David Bowie c’è. A Bologna, troppo vivo per essere archiviato

Francesca Barresi
Cambio Quotidiano Social



La mostra “David Bowie is” è a Bologna da Luglio a Novembre, ospitata dal MAMbo come unica tappa italiana, dopo essere partita da Londra per arrivare a Chicago, San Paolo, Toronto, Parigi, Berlino, Melbourne e Groningen. Il titolo è una frase a metà, senza nessun oggetto: “David Bowie è”, e suggerisce come Bowie sia stato tutto e niente, una serie infinita di personaggi, un essere ineffabile, un “cyborg” come lui stesso si è definito. L’allestimento sembra basarsi proprio su una sua affermazione: “tutta l’arte è instabile, non esiste nessuna voce autorevole ma solo letture multiple”, e la mostra tiene fede a questa promessa di instabilità: siamo condotti da Brixton a Soho,da Berlino a Manhattan, ci troviamo a fluttuare nello spazio dell’astronauta Major Tom, per poi essere catapultati su un’arena à la Top of the Pops, palcoscenico di Ziggy Stardust. I curatori della mostra Victoria Broackes e Geoffrey Marsh hanno selezionato più di 300 oggetti dell’archivio personale del musicista, tra testi scritti a mano, costumi originali, fotografie, scenografie, copertine degli album, che dimostrano quanto il lavoro di David Bowie abbia influenzato non solo la musica, ma tutta l’arte moderna, in una collaborazione perenne con svariati tipi di designer, nel campo della moda, del suono, della grafica, del film.



La progettazione multimediale della mostra introduce una tecnologia audio molto avanzata, quella di Sennheiser, per cui l’audio in cuffia del visitatore cambia ogni volta che questi accede ad una nuova stanza, che, insieme ai video proiettati sui maxi schermi, crea un viaggio coinvolgente attraverso tutte le esperienze artistiche del Duca Bianco (il prezzo del biglietto, di 15 euro, vale anche solo per la proiezione di un live di “Starman”, il cui testo può essere seguito sul manoscritto originale).

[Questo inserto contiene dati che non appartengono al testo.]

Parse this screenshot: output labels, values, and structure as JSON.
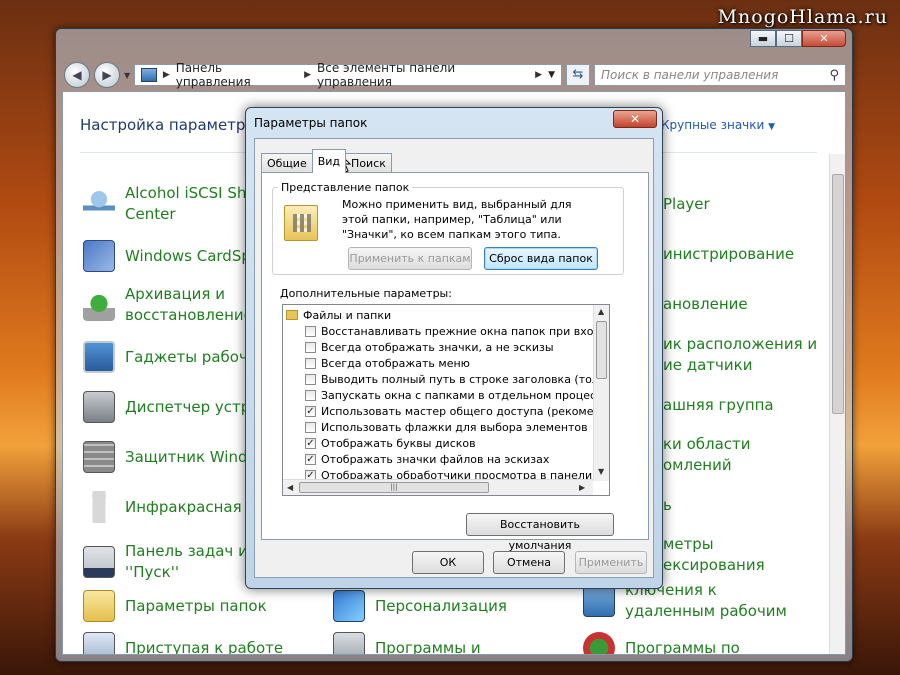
{
  "watermark": "MnogoHlama.ru",
  "address": {
    "crumbs": [
      "Панель управления",
      "Все элементы панели управления"
    ],
    "search_placeholder": "Поиск в панели управления"
  },
  "content": {
    "header": "Настройка параметров",
    "view_by": "Крупные значки",
    "left_items": [
      {
        "line1": "Alcohol iSCSI Sha",
        "line2": "Center",
        "icon": "network-icon"
      },
      {
        "line1": "Windows CardSp",
        "line2": "",
        "icon": "cardspace-icon"
      },
      {
        "line1": "Архивация и",
        "line2": "восстановление",
        "icon": "backup-icon"
      },
      {
        "line1": "Гаджеты рабоче",
        "line2": "",
        "icon": "gadgets-icon"
      },
      {
        "line1": "Диспетчер устро",
        "line2": "",
        "icon": "device-manager-icon"
      },
      {
        "line1": "Защитник Windo",
        "line2": "",
        "icon": "defender-icon"
      },
      {
        "line1": "Инфракрасная св",
        "line2": "",
        "icon": "infrared-icon"
      },
      {
        "line1": "Панель задач и м",
        "line2": "''Пуск''",
        "icon": "taskbar-icon"
      },
      {
        "line1": "Параметры папок",
        "line2": "",
        "icon": "folder-options-icon"
      },
      {
        "line1": "Приступая к работе",
        "line2": "",
        "icon": "getting-started-icon"
      }
    ],
    "mid_items": [
      {
        "line1": "Персонализация",
        "line2": "",
        "icon": "personalization-icon"
      },
      {
        "line1": "Программы и",
        "line2": "",
        "icon": "programs-icon"
      }
    ],
    "right_items": [
      {
        "line1": "Player",
        "line2": ""
      },
      {
        "line1": "инистрирование",
        "line2": ""
      },
      {
        "line1": "ановление",
        "line2": ""
      },
      {
        "line1": "ик расположения и",
        "line2": "ие датчики"
      },
      {
        "line1": "ашняя группа",
        "line2": ""
      },
      {
        "line1": "ки области",
        "line2": "омлений"
      },
      {
        "line1": "ь",
        "line2": ""
      },
      {
        "line1": "метры",
        "line2": "ексирования"
      },
      {
        "line1": "ключения к",
        "line2": "удаленным рабочим"
      },
      {
        "line1": "Программы по",
        "line2": ""
      }
    ]
  },
  "dialog": {
    "title": "Параметры папок",
    "tabs": [
      "Общие",
      "Вид",
      "Поиск"
    ],
    "group_title": "Представление папок",
    "group_desc": "Можно применить вид, выбранный для этой папки, например, \"Таблица\" или \"Значки\", ко всем папкам этого типа.",
    "apply_to_folders": "Применить к папкам",
    "reset_folders": "Сброс вида папок",
    "advanced_label": "Дополнительные параметры:",
    "tree_root": "Файлы и папки",
    "options": [
      {
        "label": "Восстанавливать прежние окна папок при входе в си",
        "checked": false
      },
      {
        "label": "Всегда отображать значки, а не эскизы",
        "checked": false
      },
      {
        "label": "Всегда отображать меню",
        "checked": false
      },
      {
        "label": "Выводить полный путь в строке заголовка (только д",
        "checked": false
      },
      {
        "label": "Запускать окна с папками в отдельном процессе",
        "checked": false
      },
      {
        "label": "Использовать мастер общего доступа (рекомендует",
        "checked": true
      },
      {
        "label": "Использовать флажки для выбора элементов",
        "checked": false
      },
      {
        "label": "Отображать буквы дисков",
        "checked": true
      },
      {
        "label": "Отображать значки файлов на эскизах",
        "checked": true
      },
      {
        "label": "Отображать обработчики просмотра в панели просм",
        "checked": true
      }
    ],
    "restore_defaults": "Восстановить умолчания",
    "ok": "ОК",
    "cancel": "Отмена",
    "apply": "Применить"
  }
}
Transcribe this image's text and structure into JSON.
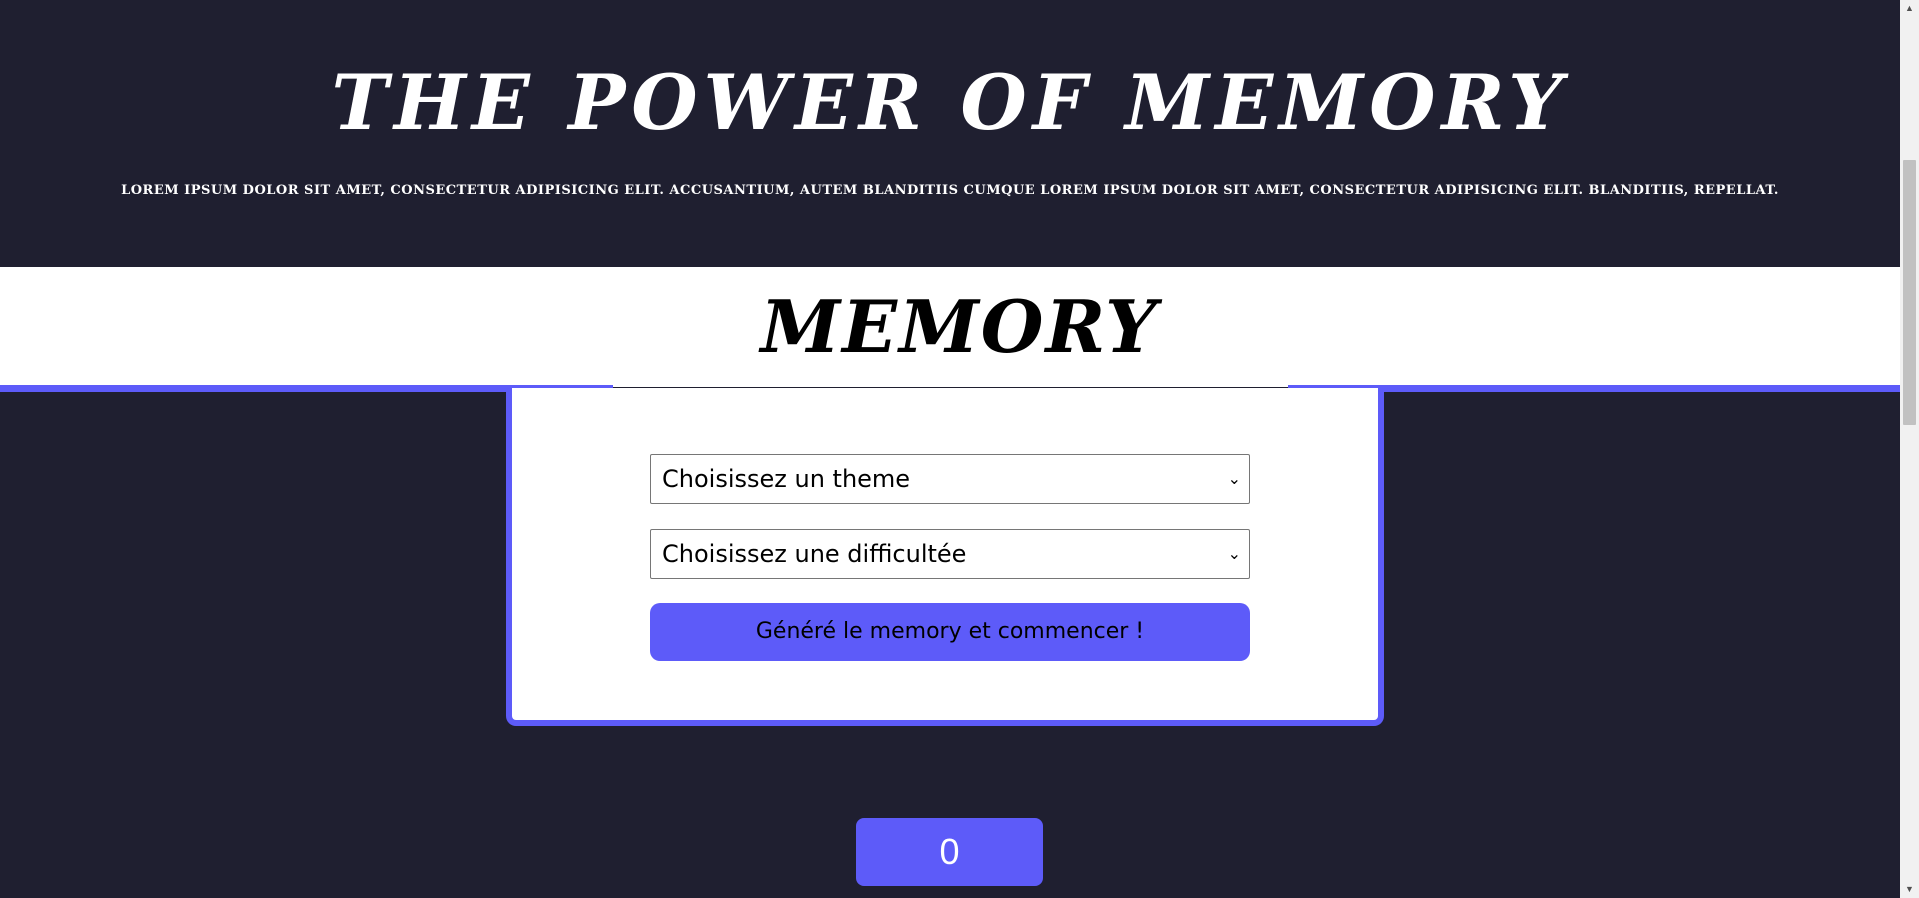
{
  "header": {
    "title": "THE POWER OF MEMORY",
    "subtitle": "Lorem ipsum dolor sit amet, consectetur adipisicing elit. Accusantium, autem blanditiis cumque Lorem ipsum dolor sit amet, consectetur adipisicing elit. Blanditiis, repellat."
  },
  "section": {
    "title": "MEMORY"
  },
  "form": {
    "theme_select": "Choisissez un theme",
    "difficulty_select": "Choisissez une difficultée",
    "generate_button": "Généré le memory et commencer !"
  },
  "score": {
    "value": "0"
  },
  "colors": {
    "background": "#1f1f30",
    "accent": "#5d5bf9",
    "surface": "#ffffff"
  },
  "icons": {
    "select_chevron": "chevron-down-icon",
    "scroll_up": "scroll-up-arrow-icon",
    "scroll_down": "scroll-down-arrow-icon"
  }
}
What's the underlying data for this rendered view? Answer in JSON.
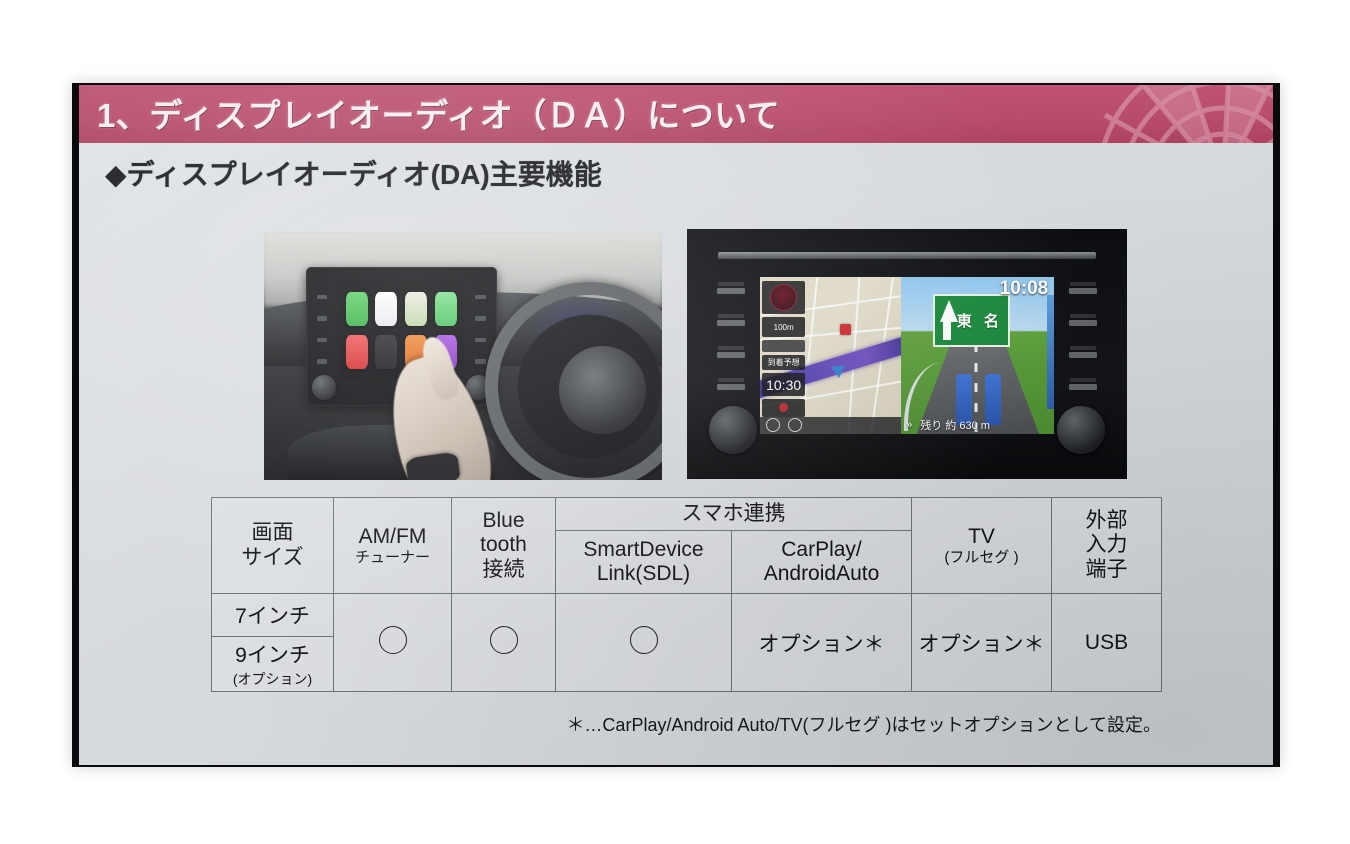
{
  "slide": {
    "title": "1、ディスプレイオーディオ（ＤＡ）について",
    "subtitle": "◆ディスプレイオーディオ(DA)主要機能"
  },
  "photos": {
    "left": {
      "caption": "car-interior-carplay-photo",
      "apps": [
        "phone-app-icon",
        "music-app-icon",
        "maps-app-icon",
        "podcasts-app-icon",
        "youtube-app-icon",
        "music-alt-app-icon",
        "books-app-icon",
        "radio-app-icon"
      ]
    },
    "right": {
      "caption": "navigation-head-unit-photo",
      "clock": "10:08",
      "map_scale": "100m",
      "eta_label": "到着予想",
      "eta_time": "10:30",
      "sign_text": "東 名",
      "distance_text": "残り 約 630 m"
    }
  },
  "table": {
    "headers": {
      "screen_size": "画面\nサイズ",
      "screen_size_line1": "画面",
      "screen_size_line2": "サイズ",
      "amfm_line1": "AM/FM",
      "amfm_line2": "チューナー",
      "bluetooth_line1": "Blue",
      "bluetooth_line2": "tooth",
      "bluetooth_line3": "接続",
      "smartphone_group": "スマホ連携",
      "sdl_line1": "SmartDevice",
      "sdl_line2": "Link(SDL)",
      "carplay_line1": "CarPlay/",
      "carplay_line2": "AndroidAuto",
      "tv_line1": "TV",
      "tv_line2": "(フルセグ )",
      "external_line1": "外部",
      "external_line2": "入力",
      "external_line3": "端子"
    },
    "rows": {
      "size_7": "7インチ",
      "size_9_main": "9インチ",
      "size_9_sub": "(オプション)",
      "amfm_value": "○",
      "bluetooth_value": "○",
      "sdl_value": "○",
      "carplay_value": "オプション＊",
      "tv_value": "オプション＊",
      "external_value": "USB"
    }
  },
  "footnote": "＊…CarPlay/Android Auto/TV(フルセグ )はセットオプションとして設定。",
  "colors": {
    "title_bar_pink": "#b84c6c",
    "slide_background": "#d8dbdf",
    "table_border": "#707478",
    "text_dark": "#141519"
  }
}
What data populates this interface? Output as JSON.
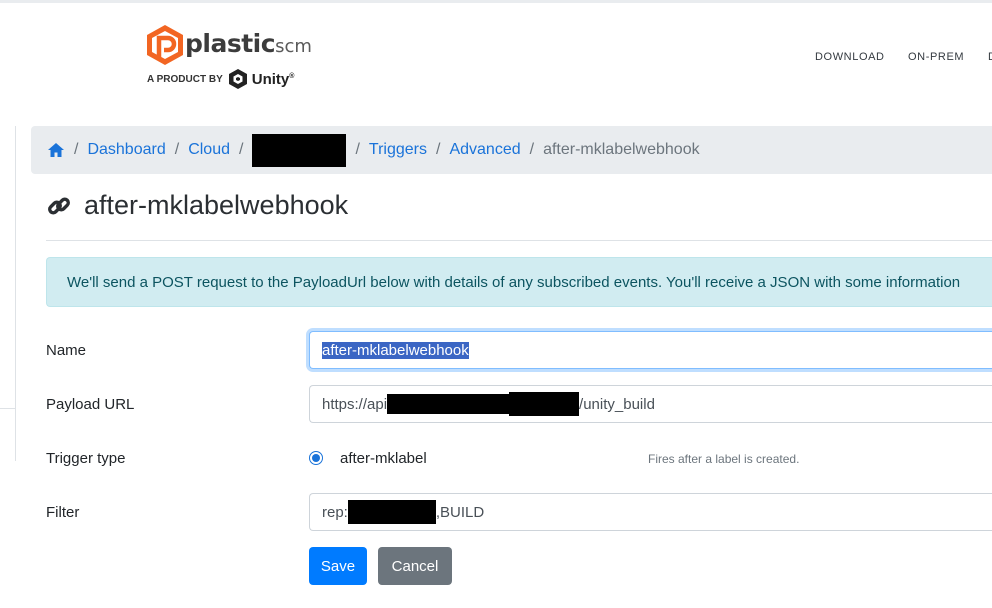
{
  "brand": {
    "word_main": "plastic",
    "word_suffix": "scm",
    "byline": "A PRODUCT BY",
    "unity": "Unity",
    "unity_mark": "®"
  },
  "nav": {
    "download": "DOWNLOAD",
    "onprem": "ON-PREM",
    "cut": "D"
  },
  "breadcrumb": {
    "dashboard": "Dashboard",
    "cloud": "Cloud",
    "triggers": "Triggers",
    "advanced": "Advanced",
    "current": "after-mklabelwebhook",
    "separator": "/"
  },
  "page": {
    "title": "after-mklabelwebhook"
  },
  "alert": {
    "text": "We'll send a POST request to the PayloadUrl below with details of any subscribed events. You'll receive a JSON with some information"
  },
  "form": {
    "name_label": "Name",
    "name_value": "after-mklabelwebhook",
    "payload_label": "Payload URL",
    "payload_prefix": "https://api",
    "payload_suffix": "/unity_build",
    "trigger_label": "Trigger type",
    "trigger_value": "after-mklabel",
    "trigger_help": "Fires after a label is created.",
    "filter_label": "Filter",
    "filter_prefix": "rep:",
    "filter_suffix": ",BUILD"
  },
  "buttons": {
    "save": "Save",
    "cancel": "Cancel"
  },
  "colors": {
    "link": "#1a73d9",
    "primary": "#007bff",
    "secondary": "#6c757d",
    "info_bg": "#d1ecf1",
    "brand_orange": "#f26522"
  }
}
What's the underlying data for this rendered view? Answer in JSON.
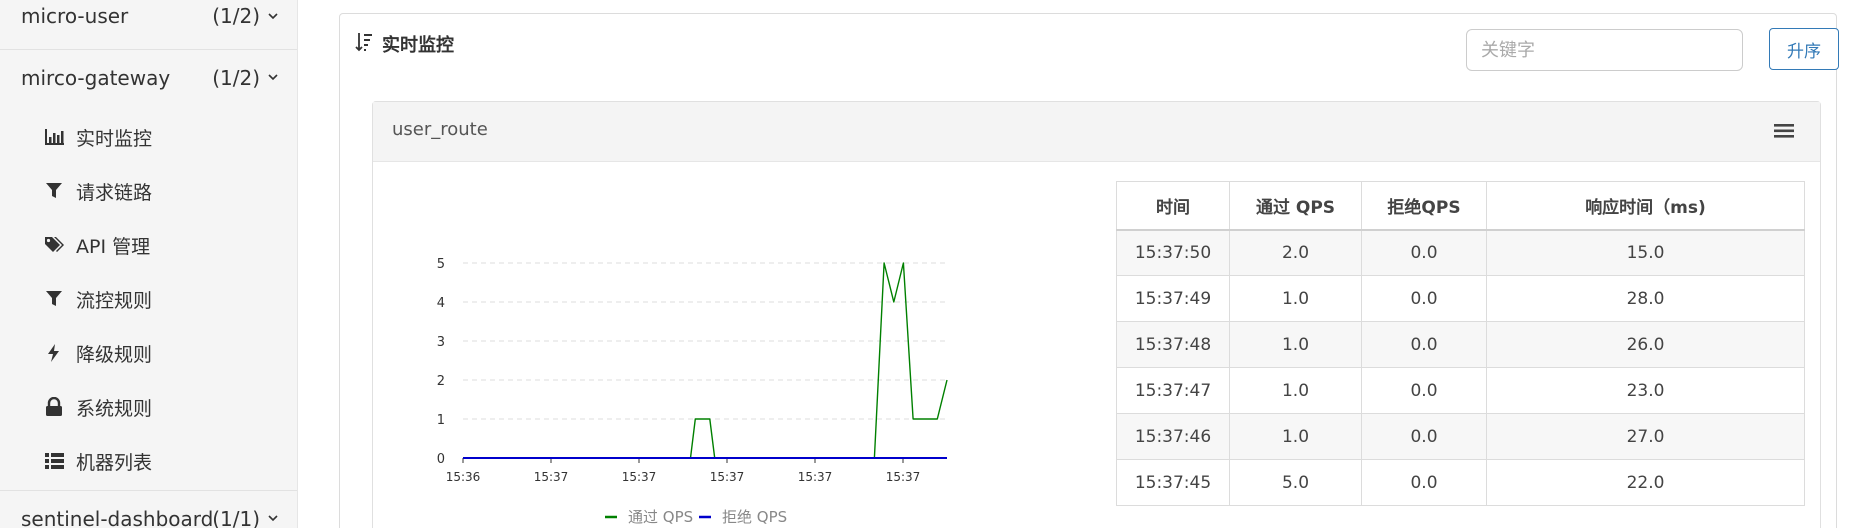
{
  "sidebar": {
    "apps": [
      {
        "name": "micro-user",
        "count": "(1/2)"
      },
      {
        "name": "mirco-gateway",
        "count": "(1/2)"
      },
      {
        "name": "sentinel-dashboard",
        "count": "(1/1)"
      }
    ],
    "menu": [
      {
        "label": "实时监控",
        "icon": "bar-chart-icon"
      },
      {
        "label": "请求链路",
        "icon": "filter-icon"
      },
      {
        "label": "API 管理",
        "icon": "tags-icon"
      },
      {
        "label": "流控规则",
        "icon": "filter-icon"
      },
      {
        "label": "降级规则",
        "icon": "bolt-icon"
      },
      {
        "label": "系统规则",
        "icon": "lock-icon"
      },
      {
        "label": "机器列表",
        "icon": "list-icon"
      }
    ]
  },
  "main": {
    "title": "实时监控",
    "search_placeholder": "关键字",
    "sort_label": "升序",
    "card": {
      "title": "user_route",
      "table": {
        "headers": [
          "时间",
          "通过 QPS",
          "拒绝QPS",
          "响应时间（ms)"
        ],
        "rows": [
          [
            "15:37:50",
            "2.0",
            "0.0",
            "15.0"
          ],
          [
            "15:37:49",
            "1.0",
            "0.0",
            "28.0"
          ],
          [
            "15:37:48",
            "1.0",
            "0.0",
            "26.0"
          ],
          [
            "15:37:47",
            "1.0",
            "0.0",
            "23.0"
          ],
          [
            "15:37:46",
            "1.0",
            "0.0",
            "27.0"
          ],
          [
            "15:37:45",
            "5.0",
            "0.0",
            "22.0"
          ]
        ]
      }
    }
  },
  "chart_data": {
    "type": "line",
    "x_ticks": [
      "15:36",
      "15:37",
      "15:37",
      "15:37",
      "15:37",
      "15:37"
    ],
    "ylim": [
      0,
      5
    ],
    "y_ticks": [
      0,
      1,
      2,
      3,
      4,
      5
    ],
    "grid": true,
    "legend_position": "bottom",
    "series": [
      {
        "name": "通过 QPS",
        "color": "#008000",
        "points": [
          [
            0,
            0
          ],
          [
            0.47,
            0
          ],
          [
            0.48,
            1
          ],
          [
            0.51,
            1
          ],
          [
            0.52,
            0
          ],
          [
            0.85,
            0
          ],
          [
            0.87,
            5
          ],
          [
            0.89,
            4
          ],
          [
            0.91,
            5
          ],
          [
            0.93,
            1
          ],
          [
            0.98,
            1
          ],
          [
            1.0,
            2
          ]
        ]
      },
      {
        "name": "拒绝 QPS",
        "color": "#0000cc",
        "points": [
          [
            0,
            0
          ],
          [
            1.0,
            0
          ]
        ]
      }
    ]
  }
}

In questo percorso “sensoriale” tra le stanze, tappezzate dai manoscritti originali dei suoi testi, Bowie passa dall’essere un’icona pop a un poeta, nell’osservare i suoi vestiti di scena, che ci sembravano quasi plastificati, irreali, finti, ma che ora sono davanti ai nostri occhi, David Bowie da poeta diventa uomo: un esteta, un ribelle, un dissidente, maestro e ispiratore di molti generi artistici e musicali.


La mostra si conclude con una performance coinvolgente di Heroes, forse il suo pezzo più famoso, eseguita a 54 anni, al concerto di beneficenza per New York nel mese di ottobre 2001. Nell’ultima stanza non vi è un finale, non vi è una risposta, l’oggetto del titolo non si scioglie mai: l’esibizione non nasce infatti come una retrospettiva dell’artista scomparso a gennaio dopo la pubblicazione del suo ultimo lavoro “Black Star”, ma è concentrata sul presente, su quel che David Bowie ancora “è”: troppo vivo per essere archiviato, la cui complessità è troppo profonda per essere affidata solo a una serie di memorabilia.